Born in Lagos, Nwagbogu is known for his critical advocacy of African art, particularly photography, and his work to reimagine museums to better serve their localities. After founding AAF in 2007, a non-profit that supports contemporary artists and arts programming in Africa, he helped launch the LagosPhoto photography festival in 2010. In 2018 and 2019, he served as director of the Zeitz Museum of Contemporary Art Africa in Cape Town, where he co-organized exhibitions including a major show on Zimbabwean contemporary painters. He was appointed to lead the organisation of Benin’s pavilion at the Venice Biennale by a joint selection committee made up of members of the National Gallery of Benin as well as the minister of tourism, culture and arts, and headed by the country’s president, Patrice Talon.
“We are delighted to have Azu Nwagbogu as the curator of the Bénin National Pavilion,” Talon said in a statement. “His unique background, vision and expertise in the field of art curation makes him the perfect candidate to showcase Bénin’s cultural heritage and contemporary art to the world.”
Curator Azu Nwagbogu, who will organise Benin's first presentation at the Venice Biennale, in 2024 Courtesy Azu Nwagbogu
The country’s participation in the Biennial is part of the government’s broader policy aims to engage in greater cultural diplomacy. Talon has made the restitution of looted art from Benin a priority since his 2016 election, and in 2021 his government signed an agreement with France to receive 26 treasures stolen by the French military more than a century ago. In 2022, Talon’s office organised a highly popular travelling exhibition that put those objects on view alongside works by contemporary Beninise artists. Titled Benin Art from Yesterday to Today, from Restitution to Revelation, the show debuted at the presidential palace in Cotonou, where it drew crowds, and is on view at the Mohamed VI Museum of Modern and Contemporary Art in Rabat, Morocco, through May.

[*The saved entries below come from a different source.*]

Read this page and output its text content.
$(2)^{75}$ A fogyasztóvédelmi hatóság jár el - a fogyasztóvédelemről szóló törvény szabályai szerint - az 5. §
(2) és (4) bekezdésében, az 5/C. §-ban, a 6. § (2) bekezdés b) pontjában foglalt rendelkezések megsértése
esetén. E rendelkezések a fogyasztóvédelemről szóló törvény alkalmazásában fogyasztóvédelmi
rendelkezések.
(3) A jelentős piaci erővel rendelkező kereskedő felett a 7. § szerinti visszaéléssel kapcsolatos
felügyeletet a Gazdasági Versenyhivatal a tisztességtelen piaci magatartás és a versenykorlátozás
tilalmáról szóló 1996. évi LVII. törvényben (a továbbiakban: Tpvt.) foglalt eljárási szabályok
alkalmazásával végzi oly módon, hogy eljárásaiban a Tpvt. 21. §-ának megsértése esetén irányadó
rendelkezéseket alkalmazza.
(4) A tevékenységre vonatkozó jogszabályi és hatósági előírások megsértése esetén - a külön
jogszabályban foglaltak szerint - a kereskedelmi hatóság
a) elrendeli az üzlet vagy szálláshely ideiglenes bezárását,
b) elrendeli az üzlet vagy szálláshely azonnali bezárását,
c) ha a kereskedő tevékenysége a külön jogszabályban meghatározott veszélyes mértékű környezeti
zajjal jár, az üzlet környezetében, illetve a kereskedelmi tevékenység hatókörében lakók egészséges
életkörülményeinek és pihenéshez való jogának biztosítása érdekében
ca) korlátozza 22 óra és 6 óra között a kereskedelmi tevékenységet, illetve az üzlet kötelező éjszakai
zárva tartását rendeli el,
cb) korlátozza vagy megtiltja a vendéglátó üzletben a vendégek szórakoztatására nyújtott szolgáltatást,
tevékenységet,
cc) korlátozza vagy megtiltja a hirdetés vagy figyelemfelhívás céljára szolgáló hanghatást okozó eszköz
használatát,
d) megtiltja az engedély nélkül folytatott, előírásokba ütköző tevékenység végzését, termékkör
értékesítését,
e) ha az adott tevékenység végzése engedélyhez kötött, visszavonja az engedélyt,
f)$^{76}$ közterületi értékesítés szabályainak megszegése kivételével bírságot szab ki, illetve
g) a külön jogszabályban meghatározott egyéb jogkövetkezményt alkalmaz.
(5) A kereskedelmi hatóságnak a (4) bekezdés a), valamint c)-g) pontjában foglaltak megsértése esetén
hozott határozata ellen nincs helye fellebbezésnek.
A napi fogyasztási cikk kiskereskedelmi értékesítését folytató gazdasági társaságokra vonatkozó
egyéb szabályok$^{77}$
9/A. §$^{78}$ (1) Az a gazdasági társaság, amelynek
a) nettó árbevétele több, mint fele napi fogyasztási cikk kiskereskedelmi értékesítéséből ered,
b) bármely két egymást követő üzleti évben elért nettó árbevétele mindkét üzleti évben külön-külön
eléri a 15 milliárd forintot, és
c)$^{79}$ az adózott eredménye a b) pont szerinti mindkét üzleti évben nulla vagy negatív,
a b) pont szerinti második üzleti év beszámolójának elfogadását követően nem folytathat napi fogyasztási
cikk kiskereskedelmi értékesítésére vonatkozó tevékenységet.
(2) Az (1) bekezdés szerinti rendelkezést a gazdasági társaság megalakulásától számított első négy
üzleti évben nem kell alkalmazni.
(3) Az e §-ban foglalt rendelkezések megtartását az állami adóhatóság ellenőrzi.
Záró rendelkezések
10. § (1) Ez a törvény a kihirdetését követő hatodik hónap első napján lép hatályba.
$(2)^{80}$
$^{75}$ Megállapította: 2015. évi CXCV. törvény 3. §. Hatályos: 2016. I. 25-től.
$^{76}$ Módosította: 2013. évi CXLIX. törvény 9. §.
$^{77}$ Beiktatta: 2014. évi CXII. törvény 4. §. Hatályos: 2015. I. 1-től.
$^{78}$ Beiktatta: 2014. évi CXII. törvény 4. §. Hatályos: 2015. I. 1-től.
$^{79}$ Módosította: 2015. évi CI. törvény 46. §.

Nwagbogu has also been outspoken about restitution and repatriation, speaking about the topics at various panels and making it the theme of an issue of Art Africa that he guest-edited in 2020. In 2017, he also participated in a forum held during the Venice Biennale about the underrepresentation of African nations at the international art exhibition. That year, only seven African countries presented national pavilions. The number has slowly been increasing, with Ghana and Madagascar making their debuts in 2019, and Cameroon and Namibia unveiling inaugural pavilions in 2022.
Benin’s first pavilion will be commissioned by José Pliya, a playwright who serves as the general director of La Galerie Nationale du Bénin. The curatorial team will also include the gallery’s curator Yassine Lassissi, who helped organise the contemporary section of Benin Art from Yesterday, and the architect Franck Houndégla.